June 29, 2016  16:00 〜 17:00

CiNet B1F Seminar Room
Dorita Chang

Department of Psychology
The University of Hong Kong

Host : Hiroshi Ban (Ikegaya group)


Visual judgments require both the detection and segregation of meaningful signals from noise (coarse judgments), and fine discrimination between highly similar items (fine judgments). These two processes are thought to rely on dorsal and ventral processing, respectively. In this talk, I first review psychophysical work showing the role of perceptual learning in supporting signal-in-noise and fine discrimination processes. I will show initially, using binocular disparity perception as an example, that the two processes are facilitated by learning, but transfer in highly specific manner (i.e., learning transfer is best supported with fine discrimination training). I will show surprising consequences with signal-in-noise training however, with large learning transfer across different visual features (e.g., disparity, motion, or orientation). Next, I will review subsequent work where we used online repetitive transcranial magnetic stimulation (rTMS) to test whether training reorganizes signal-in-noise and fine discrimination processing in the human brain.
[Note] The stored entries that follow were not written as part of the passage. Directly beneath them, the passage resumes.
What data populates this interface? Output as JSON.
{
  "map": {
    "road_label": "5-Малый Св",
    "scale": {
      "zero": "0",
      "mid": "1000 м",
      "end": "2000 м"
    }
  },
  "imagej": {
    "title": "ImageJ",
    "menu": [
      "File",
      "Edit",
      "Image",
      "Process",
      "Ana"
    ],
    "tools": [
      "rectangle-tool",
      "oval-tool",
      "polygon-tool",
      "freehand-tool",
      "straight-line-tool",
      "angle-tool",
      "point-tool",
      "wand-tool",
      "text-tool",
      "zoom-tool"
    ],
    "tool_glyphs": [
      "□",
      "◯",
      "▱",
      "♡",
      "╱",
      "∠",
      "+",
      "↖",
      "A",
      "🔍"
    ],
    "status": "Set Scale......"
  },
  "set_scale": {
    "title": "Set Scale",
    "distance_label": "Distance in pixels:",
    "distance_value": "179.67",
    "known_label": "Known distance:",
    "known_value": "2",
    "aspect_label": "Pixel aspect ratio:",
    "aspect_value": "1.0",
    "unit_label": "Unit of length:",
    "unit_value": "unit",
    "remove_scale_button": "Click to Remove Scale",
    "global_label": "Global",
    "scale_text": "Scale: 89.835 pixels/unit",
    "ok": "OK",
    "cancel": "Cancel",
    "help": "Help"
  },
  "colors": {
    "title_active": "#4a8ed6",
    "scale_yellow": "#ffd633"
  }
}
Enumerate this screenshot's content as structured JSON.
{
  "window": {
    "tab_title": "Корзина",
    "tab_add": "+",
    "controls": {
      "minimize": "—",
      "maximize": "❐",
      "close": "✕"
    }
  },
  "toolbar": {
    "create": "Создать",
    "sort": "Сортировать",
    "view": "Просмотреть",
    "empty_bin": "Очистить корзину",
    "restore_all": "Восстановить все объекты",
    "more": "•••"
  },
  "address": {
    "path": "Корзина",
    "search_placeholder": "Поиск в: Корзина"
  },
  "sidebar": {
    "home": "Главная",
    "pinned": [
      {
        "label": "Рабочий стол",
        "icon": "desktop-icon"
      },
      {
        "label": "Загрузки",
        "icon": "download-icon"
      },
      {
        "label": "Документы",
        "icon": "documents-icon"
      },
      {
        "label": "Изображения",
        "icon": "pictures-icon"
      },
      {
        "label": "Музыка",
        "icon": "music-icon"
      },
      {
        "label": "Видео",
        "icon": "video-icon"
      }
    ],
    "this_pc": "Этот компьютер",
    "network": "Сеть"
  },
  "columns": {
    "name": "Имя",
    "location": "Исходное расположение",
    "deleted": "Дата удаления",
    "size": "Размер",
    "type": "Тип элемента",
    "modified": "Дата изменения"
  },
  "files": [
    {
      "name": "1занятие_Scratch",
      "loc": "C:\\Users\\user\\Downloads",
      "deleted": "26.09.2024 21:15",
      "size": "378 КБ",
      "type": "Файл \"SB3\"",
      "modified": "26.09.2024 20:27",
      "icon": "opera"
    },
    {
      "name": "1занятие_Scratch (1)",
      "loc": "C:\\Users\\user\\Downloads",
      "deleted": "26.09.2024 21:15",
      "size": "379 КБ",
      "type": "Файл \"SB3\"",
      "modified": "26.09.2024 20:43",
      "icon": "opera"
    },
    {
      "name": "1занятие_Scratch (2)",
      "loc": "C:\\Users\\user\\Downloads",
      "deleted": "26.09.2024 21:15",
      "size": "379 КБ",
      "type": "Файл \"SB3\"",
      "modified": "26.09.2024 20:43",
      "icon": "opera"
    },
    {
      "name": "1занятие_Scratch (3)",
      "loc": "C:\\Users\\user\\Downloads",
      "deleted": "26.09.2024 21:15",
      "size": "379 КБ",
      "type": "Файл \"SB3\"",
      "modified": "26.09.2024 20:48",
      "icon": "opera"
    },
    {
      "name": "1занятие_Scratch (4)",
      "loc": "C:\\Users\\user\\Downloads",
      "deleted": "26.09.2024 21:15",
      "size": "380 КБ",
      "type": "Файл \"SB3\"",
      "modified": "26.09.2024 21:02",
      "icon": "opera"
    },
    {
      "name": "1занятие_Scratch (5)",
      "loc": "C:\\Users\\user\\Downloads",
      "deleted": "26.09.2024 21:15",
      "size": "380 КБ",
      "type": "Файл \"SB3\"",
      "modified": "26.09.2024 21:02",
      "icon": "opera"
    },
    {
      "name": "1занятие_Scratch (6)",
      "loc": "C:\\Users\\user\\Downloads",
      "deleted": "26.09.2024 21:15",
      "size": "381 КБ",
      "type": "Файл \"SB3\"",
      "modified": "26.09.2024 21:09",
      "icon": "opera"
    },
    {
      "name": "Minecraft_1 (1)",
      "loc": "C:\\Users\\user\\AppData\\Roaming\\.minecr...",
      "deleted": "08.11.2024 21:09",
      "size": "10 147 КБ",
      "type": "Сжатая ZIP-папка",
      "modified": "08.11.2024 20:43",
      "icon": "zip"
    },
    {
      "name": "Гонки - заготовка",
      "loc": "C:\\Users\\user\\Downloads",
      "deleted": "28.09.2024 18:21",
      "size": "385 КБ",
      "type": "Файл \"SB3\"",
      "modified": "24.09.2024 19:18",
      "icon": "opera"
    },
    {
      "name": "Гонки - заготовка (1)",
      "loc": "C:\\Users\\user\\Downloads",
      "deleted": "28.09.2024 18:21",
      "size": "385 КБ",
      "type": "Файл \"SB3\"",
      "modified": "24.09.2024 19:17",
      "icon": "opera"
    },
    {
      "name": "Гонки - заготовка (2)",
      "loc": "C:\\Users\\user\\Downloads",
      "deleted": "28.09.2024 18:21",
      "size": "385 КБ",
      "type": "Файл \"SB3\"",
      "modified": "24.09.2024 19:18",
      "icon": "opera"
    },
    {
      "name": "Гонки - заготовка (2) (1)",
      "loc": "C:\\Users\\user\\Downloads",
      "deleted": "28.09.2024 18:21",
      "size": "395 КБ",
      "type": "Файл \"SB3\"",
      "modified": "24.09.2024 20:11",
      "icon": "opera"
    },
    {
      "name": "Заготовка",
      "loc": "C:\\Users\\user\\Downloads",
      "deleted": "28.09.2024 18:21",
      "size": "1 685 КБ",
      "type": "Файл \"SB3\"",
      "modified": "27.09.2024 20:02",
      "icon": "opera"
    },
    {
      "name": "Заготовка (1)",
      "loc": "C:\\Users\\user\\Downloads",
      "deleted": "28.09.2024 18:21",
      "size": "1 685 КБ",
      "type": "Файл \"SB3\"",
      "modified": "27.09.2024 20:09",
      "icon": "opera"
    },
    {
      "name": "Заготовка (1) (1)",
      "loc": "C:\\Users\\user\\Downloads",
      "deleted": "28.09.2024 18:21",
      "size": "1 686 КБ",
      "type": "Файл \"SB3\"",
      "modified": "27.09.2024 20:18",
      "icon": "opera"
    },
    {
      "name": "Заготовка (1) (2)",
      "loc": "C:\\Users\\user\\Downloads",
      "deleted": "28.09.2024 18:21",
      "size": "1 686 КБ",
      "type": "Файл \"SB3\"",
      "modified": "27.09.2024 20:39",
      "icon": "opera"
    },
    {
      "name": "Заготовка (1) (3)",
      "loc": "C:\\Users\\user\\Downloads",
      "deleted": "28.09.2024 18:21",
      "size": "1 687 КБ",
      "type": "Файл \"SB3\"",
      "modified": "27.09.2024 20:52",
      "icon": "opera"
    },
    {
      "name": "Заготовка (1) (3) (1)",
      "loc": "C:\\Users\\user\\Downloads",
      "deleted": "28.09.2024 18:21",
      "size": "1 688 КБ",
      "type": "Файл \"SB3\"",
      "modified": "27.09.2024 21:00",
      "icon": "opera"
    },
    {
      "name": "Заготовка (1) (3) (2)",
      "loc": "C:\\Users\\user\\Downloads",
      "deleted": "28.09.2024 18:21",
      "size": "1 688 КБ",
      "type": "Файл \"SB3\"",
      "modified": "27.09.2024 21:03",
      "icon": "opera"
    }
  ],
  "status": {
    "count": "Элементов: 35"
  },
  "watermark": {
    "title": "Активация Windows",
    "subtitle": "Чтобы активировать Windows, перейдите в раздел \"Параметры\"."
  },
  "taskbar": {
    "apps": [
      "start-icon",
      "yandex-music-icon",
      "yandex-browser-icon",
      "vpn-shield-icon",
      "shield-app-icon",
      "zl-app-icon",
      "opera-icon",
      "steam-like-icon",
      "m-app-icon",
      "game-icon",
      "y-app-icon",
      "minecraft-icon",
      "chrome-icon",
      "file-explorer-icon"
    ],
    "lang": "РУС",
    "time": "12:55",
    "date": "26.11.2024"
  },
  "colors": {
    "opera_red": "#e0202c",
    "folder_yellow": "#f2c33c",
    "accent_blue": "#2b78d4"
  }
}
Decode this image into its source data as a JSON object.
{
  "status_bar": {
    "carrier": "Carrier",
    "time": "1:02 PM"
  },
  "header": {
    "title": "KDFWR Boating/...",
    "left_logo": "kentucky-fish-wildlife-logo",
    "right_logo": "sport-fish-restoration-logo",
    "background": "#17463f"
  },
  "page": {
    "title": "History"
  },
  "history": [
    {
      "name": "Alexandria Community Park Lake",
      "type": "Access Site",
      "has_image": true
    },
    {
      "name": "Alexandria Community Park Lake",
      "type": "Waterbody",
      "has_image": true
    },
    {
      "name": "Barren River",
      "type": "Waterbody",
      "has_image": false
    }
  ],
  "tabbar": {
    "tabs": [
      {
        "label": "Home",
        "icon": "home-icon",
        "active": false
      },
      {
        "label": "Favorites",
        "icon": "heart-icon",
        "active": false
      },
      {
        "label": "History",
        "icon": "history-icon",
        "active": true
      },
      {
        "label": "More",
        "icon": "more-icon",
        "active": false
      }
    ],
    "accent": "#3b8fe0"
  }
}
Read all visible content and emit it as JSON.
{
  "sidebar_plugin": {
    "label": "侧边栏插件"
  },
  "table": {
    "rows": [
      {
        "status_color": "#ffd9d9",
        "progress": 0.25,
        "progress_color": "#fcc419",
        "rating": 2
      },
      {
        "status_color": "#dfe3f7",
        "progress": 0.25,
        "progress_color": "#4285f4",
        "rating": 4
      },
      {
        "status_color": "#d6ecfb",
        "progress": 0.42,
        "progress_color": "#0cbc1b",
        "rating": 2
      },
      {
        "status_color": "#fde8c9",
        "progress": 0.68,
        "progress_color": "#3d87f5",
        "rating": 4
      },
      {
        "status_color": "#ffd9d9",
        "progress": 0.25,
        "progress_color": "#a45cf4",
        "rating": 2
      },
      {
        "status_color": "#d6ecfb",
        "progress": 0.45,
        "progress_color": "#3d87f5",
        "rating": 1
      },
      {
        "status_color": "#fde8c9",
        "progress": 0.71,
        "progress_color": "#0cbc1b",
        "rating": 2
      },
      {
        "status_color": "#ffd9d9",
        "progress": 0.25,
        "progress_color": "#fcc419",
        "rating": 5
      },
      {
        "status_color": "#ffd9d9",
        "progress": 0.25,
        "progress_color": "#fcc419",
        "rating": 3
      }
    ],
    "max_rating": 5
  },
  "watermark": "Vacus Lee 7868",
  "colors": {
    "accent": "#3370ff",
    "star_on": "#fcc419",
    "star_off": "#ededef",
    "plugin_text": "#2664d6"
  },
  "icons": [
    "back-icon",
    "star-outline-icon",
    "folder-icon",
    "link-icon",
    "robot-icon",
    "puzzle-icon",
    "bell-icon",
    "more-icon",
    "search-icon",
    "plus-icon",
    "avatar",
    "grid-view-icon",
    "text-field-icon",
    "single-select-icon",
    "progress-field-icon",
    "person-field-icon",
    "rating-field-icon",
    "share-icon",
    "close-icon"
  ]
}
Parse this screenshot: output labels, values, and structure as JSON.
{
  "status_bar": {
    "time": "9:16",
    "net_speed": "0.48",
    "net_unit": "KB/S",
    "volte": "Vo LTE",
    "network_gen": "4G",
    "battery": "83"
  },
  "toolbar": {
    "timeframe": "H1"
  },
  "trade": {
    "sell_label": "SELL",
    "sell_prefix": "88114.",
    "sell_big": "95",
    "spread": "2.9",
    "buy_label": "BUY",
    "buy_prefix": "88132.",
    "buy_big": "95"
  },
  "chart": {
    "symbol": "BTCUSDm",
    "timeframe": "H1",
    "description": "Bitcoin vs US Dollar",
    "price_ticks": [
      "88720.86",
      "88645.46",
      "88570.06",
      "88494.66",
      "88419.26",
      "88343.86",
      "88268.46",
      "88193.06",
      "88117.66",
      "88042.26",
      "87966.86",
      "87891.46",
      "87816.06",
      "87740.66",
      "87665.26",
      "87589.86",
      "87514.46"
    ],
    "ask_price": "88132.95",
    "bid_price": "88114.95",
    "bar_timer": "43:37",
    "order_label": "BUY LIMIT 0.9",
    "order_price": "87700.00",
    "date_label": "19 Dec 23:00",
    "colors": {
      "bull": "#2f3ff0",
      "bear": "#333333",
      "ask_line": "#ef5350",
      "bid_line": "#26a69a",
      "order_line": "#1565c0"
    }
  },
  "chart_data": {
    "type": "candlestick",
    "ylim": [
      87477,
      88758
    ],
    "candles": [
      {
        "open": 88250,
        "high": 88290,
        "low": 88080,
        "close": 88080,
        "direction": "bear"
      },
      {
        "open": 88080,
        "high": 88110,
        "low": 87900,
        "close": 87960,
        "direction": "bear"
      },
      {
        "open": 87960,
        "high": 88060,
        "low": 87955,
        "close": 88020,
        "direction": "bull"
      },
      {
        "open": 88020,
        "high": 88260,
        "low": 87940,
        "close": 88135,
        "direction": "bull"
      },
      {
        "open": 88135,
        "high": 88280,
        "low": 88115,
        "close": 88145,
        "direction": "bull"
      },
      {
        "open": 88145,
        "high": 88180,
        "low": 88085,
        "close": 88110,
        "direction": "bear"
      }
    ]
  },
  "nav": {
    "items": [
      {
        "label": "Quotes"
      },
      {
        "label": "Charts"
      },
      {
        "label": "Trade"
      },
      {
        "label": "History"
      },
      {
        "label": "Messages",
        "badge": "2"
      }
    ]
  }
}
Again using binocular disparity perception as an example, I will show that performance on the signal-in-noise task is significantly affected by parietal but not ventral stimulation. By contrast, judging fine visual differences is impaired by ventral stimulation, but not parietal TMS.
Intriguingly, this anatomical specificity is reconfigured following training.
These findings suggest that perceptual learning does not necessarily implicate changes in early sensory cortex. Instead, learning generalisation involves changes in the functional contributions of high-level sensory processing.